From Flickr: Coconino National Forest. Nobody necessarily wants a fire, but they're actually important to the forest's health. |
1. a system, or a group of interconnected elements, formed by the interaction of a community of organisms with their environment;
2. any system or network of interconnecting parts, as in a business.
"Ecosystem" is a relatively recent word, only dating to the 1930s. Before that, everything was just a "system": "an assemblage or combination of things or parts forming a complex or unitary whole."
Seeing an ecosystem-- interconnected elements/parts/organisms-- is challenging. In recent arts attendance research, barriers to attendance are discussed, but there is little evidence that any changes are being made by organizations with this new knowledge. The few that do make changes (I'm thinking specifically of Mixed Blood Theater's Radical Hospitality) are either derided as crazy or put in a corner for "safe viewing" by the establishment.
The elements are there, just no interconnections.
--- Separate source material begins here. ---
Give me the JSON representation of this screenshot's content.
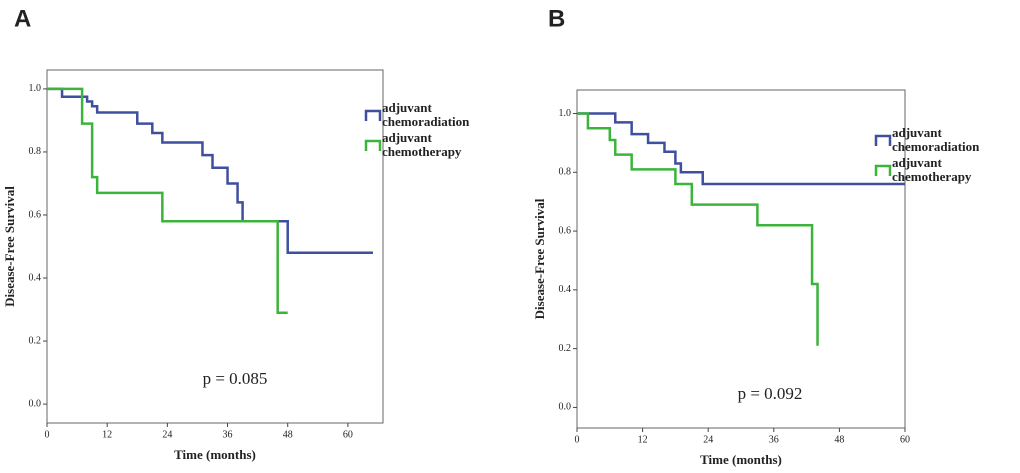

Even more so (or less so, I suppose) is the interconnections between art forms. On a local scale, my larger community has been known for decades for its music scene. It's odd when people are surprised that a North Carolina artist can win a Grammy and be hailed the next big thing when we've been turning out award-winning, boundary-pushing, musicians for... a century, probably, but since I'm not quite that old let's keep it to the mid 1960s when James Taylor (Chapel Hill, NC) came to prominence.*
But what has this art form to do with mine, theater? Or dance? Or the literary or visual arts? How are we connected? How do we influence each other? How are various artists commingling? How does the success of one art form locally influence the other forms? OR NOT?
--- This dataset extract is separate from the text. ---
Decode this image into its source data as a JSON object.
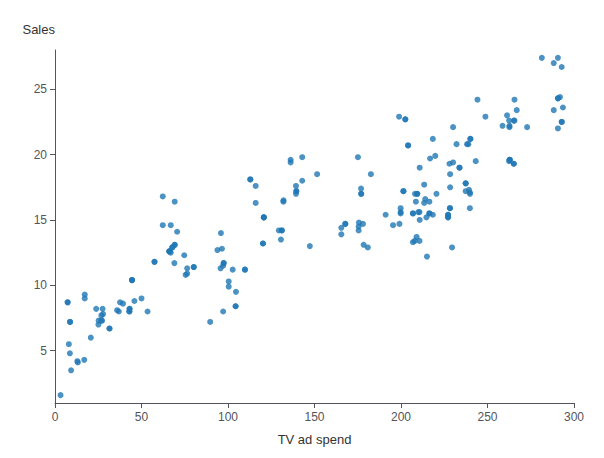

In animal/botanical ecosystems, a lot is made of the fractal nature of the system: one smaller part looks like a larger part, ad infinitum. The way one tree's elements mimic the way the forest's elements work together. How a natural stasis driven by internal feedback loops will further the goal of the region's health.
Looking at the arts' health through a systems lens is very different than what most of the current conversation (i.e. money, either from public agencies or from audience members) asks. When former NEA Chair Rocco Landseman caused a furor by saying "maybe there are too many small theaters" he was looking at the situation from a systems viewpoint: reinforcing feedback loops of stranger and stranger art was driving audiences away.
The Culture Wars of the early 1990s were NOT a systems analysis, even if some of the critics wanted to portray funding as something that would increase the stock of "evil" art or the flow of youth to Satan.** That was simply a knee-jerk reaction that got blown way out of proportion.
I'm setting out to examine one element of my local Arts Ecosystem: the theater scene, how it came to be, and what our elements/interconnections/purpose AND events/behaviors/structure are. My hope is that by identifying how this system works (or doesn't), we can then see how the larger local arts ecosystem works (or doesn't) so that we can strengthen it, for both artists and audiences.
So forth and so on, ad infinitum.
*Please, send me other, older, diverse examples. I will update as necessary.
** Do remember, I am from Jesse Helms' home state.